Luc 21, 36

Restez éveillés et priez en tout temps : ainsi vous aurez la force d’échapper à tout ce qui doit arriver, et de vous tenir debout devant le Fils de l’homme. »

Restez éveillés et priez en tout temps : ainsi vous aurez la force d’échapper à tout ce qui doit arriver, et de vous tenir debout devant le Fils de l’homme. »
Louis-Claude Fillion
Veillez : mot principal de cette exhortation pratique. - Priant en tout temps. Dans le texte grec, le verbe prier n'est pas celui que les autres évangélistes emploient habituellement pour exprimer l'idée de la prière : S. Matthieu seul en fait une fois usage (9, 38) ; mais nous le trouvons quinze fois dans les écrits de S. Luc, et six fois dans ceux de S. Paul. Notez cette association de la vigilance et de la prière (Cfr. 18, 1 ; Eph. 6, 18) : la prudence humaine serait insuffisante sans les divins secours que la prière nous obtient. - Afin que vous soyez trouvés dignes d'échapper… Comp. 20, 26. - Paraître devant le Fils de l'homme : c'est-à-dire, d'après Ps. 1, 5 et Mal. 3, 2, vous tenir avec confiance pour louer et aimer éternellement Dieu dans le ciel. C'est là un doux et consolant horizon que nous ouvre Jésus.
Saint Théophylacte d'Ohrid
Notre-Seigneur vient de prédire les signes terribles et manifestes des calamités qui doivent fondre sur les pécheurs, mais il donne comme préservatif contre ces maux la vigilance et la prière: «Prenez donc garde à vous», etc.

C'est-à-dire, la faim, la peste et les autres fléaux de ce genre, qui menacent les élus aussi bien que les autres hommes, et les supplices éternels réservés aux coupables, car nous ne pouvons éviter ces malheurs que par la vigilance et la prière.

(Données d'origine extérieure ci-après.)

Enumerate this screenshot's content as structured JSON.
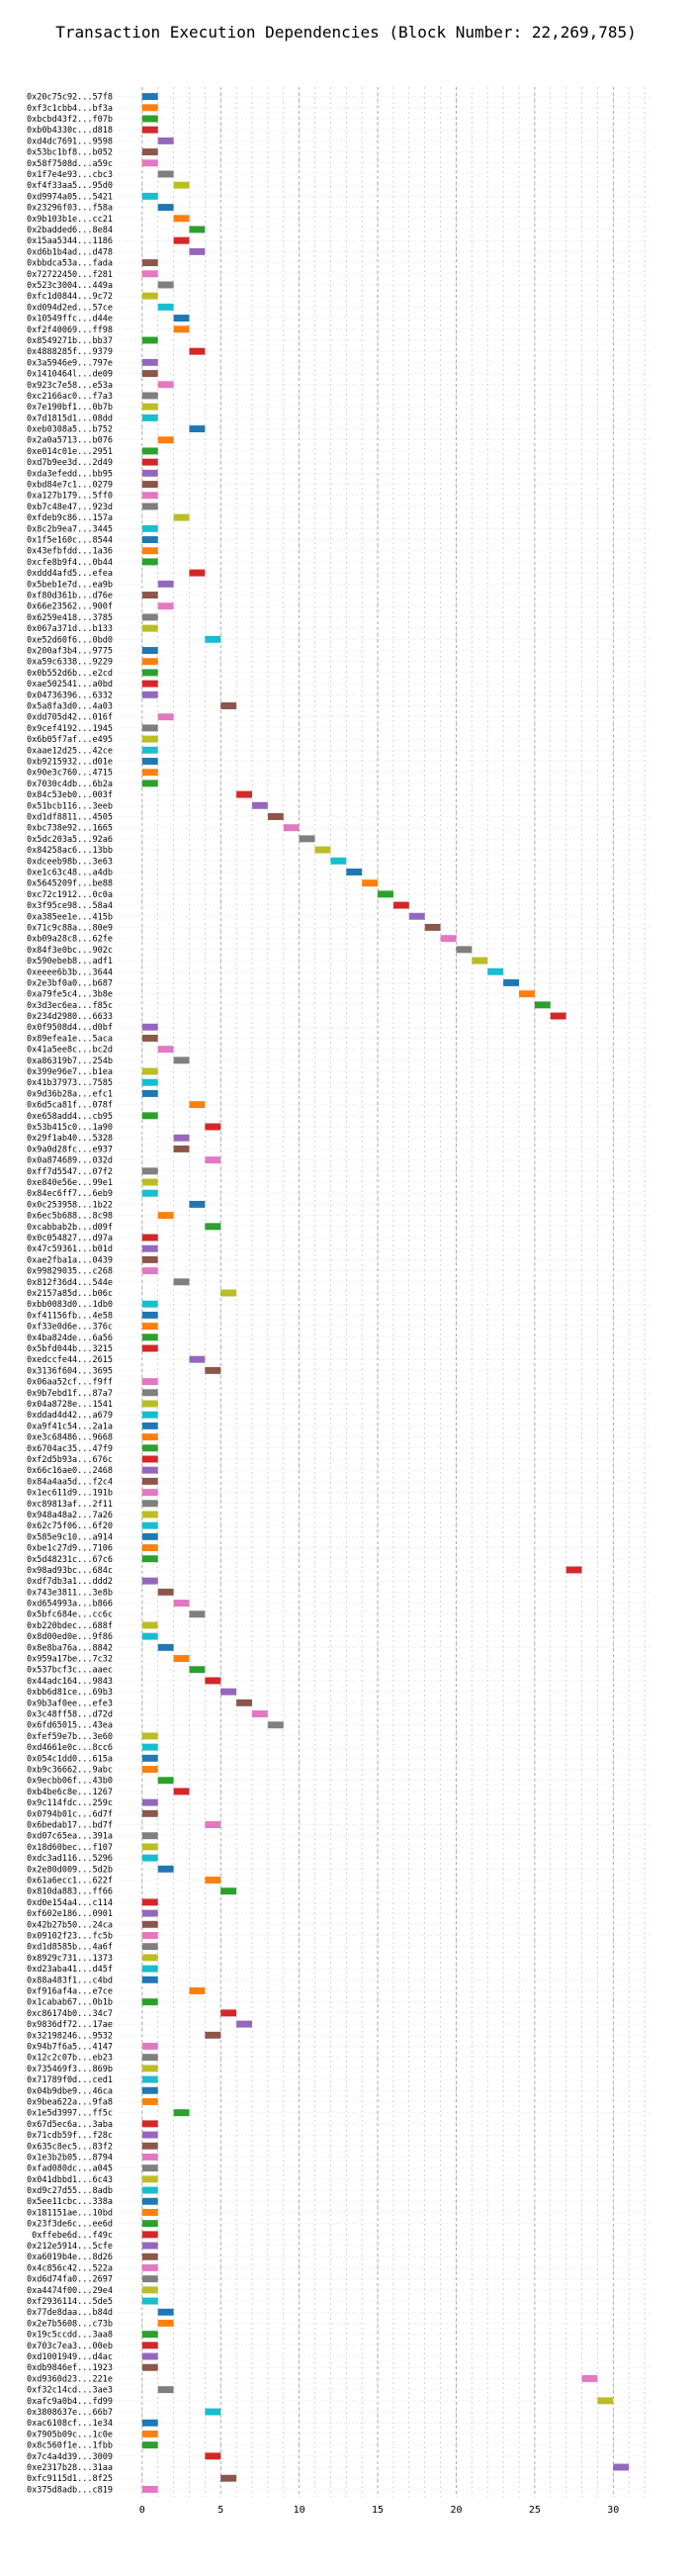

Et comme il est du devoir d'un chrétien, non seulement de fuir le mal, mais de s'efforcer de parvenir à la gloire que Dieu lui réserve, le Sauveur ajoute: «Et de paraître avec confiance devant le Fils de l'homme», car c'est la gloire des anges de se tenir devant le Fils de l'homme, qui est notre Dieu, et de contempler éternellement sa face.
Saint Bède le Vénérable
Si un habile médecin nous recommandait de prendre bien garde au suc de quelque plante, de peur qu'elle ne nous donnât aussitôt la mort, avec quel soin nous observerions ses prescriptions. Cependant le Sauveur nous avertit de nous préserver de l'ivresse, de l'excès de la débauche et dés sollicitudes de cette vie, et nous ne craignons ni les blessures, ni la mort, dont toutes ces choses sont pour nous la cause, parce que, nous refusons d'accorder aux paroles du Seigneur, la même confiance que nous accordons aux paroles d'un médecin.
Saint Augustin
C'est dans ce sens qu'il faut entendre cette fuite dont parle saint Matthieu, et qui ne doit avoir lieu ni dans l'hiver, ni le jour du sabbat. L'hiver est la figure des soucis de cette vie qui sont tristes comme la saison d'hiver; le sabbat figure les excès de l'intempérance et de l'ivresse, qui submergent et étouffent le coeur dans les jouissances et les voluptés de la chair. Ces excès sont figurés par le sabbat, parce que c'est le jour où les Juifs se livrent à toutes les jouissances de la terre, dans l'ignorance où ils sont du sabbat spirituel.
Eusèbe de Césarée
Notre-Seigneur nous recommande donc la vigilance pour nous prémunir contre l'appesantissement que produisent les plaisirs et les sollicitudes de la terre: «Veillez donc et priez en tout temps, afin que vous soyez trouvés dignes d'échapper à tous ces maux qui arriveront».
Clément d'Alexandrie
L'ivresse, c'est l'usage immodéré du vin, la crapule, c'est le malaise et les vomissements qui sont la suite de l'ivresse, elle est ainsi appelée d'un mot grec qui veut dire branlement de tête. Or, de même que nous ne devons faire usage des aliments que pour apaiser la faim, nous ne devons user de la boisson que pour éteindre la soif, et nous devons éviter avec soin tout excès, car le vin est un breuvage trompeur. L'âme qui sera libre des excès du vin aura la prudence et la sagesse en partage; mais celle qui se plonge dans les vapeurs de l'ivresse, sera comme couverte d'un nuage épais.